Co-principal investigators for the PIRE project are: Paola Dussias, associate professor of Spanish and linguistics; Ping Li, professor of psychology, linguistics, and information sciences and technology, and Janet van Hell, professor of psychology and linguistics and director of the program in linguistics.

Affiliated faculty at Penn State are Chip Gerfen, associate professor of Spanish and linguistics and head of the department of Spanish, Italian, and Portuguese; Carrie Jackson, assistant professor of German and linguistics; John Lipski, Edwin Erle Sparks Professor of Spanish and linguistics; Richard Page, associate professor of German and linguistics and head of the department of German and slavic languages and literatures; and Daniel Weiss, associate professor of psychology and linguistics.

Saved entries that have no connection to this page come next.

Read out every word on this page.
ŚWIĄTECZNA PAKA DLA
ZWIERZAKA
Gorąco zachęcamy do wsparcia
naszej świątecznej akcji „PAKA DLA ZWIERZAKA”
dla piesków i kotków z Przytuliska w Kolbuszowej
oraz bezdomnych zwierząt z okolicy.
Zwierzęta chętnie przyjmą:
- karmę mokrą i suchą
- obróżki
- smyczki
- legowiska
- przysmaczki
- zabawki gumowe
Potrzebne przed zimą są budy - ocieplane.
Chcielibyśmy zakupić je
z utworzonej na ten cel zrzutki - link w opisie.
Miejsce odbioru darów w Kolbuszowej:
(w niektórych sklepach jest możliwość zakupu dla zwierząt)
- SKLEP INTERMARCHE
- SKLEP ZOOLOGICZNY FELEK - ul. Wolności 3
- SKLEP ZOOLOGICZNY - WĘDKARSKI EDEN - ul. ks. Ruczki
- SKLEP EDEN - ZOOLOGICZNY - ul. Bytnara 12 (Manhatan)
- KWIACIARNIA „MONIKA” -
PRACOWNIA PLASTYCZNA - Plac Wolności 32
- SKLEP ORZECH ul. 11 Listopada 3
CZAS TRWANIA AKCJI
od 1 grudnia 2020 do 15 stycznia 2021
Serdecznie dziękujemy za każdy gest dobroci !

The U.S. institutions in the PIRE partnership are the NSF-supported Science of Learning Center at Gallaudet University, the leading university for the deaf, and Haskins Laboratories, a premiere research institute for language, literacy, and neuroscience study, affiliated with Yale University. The international partners are University of Granada and University of Tarragona, both in Spain; University of Hong Kong and Beijing Normal University, both in China; the Max Planck Institute for Human Cognitive and Brain Sciences, Germany; University of Bangor, Wales, United Kingdom; and Radboud University Nijmegen, the Netherlands.

The Center for Language Science represents faculty in the Colleges of the Liberal Arts and Health and Human Development, who work closely together in interdisciplinary collaboration, and who are the largest group of faculty and students in the U.S. conducting prominent research on the cognitive basis of bilingualism and second language learning.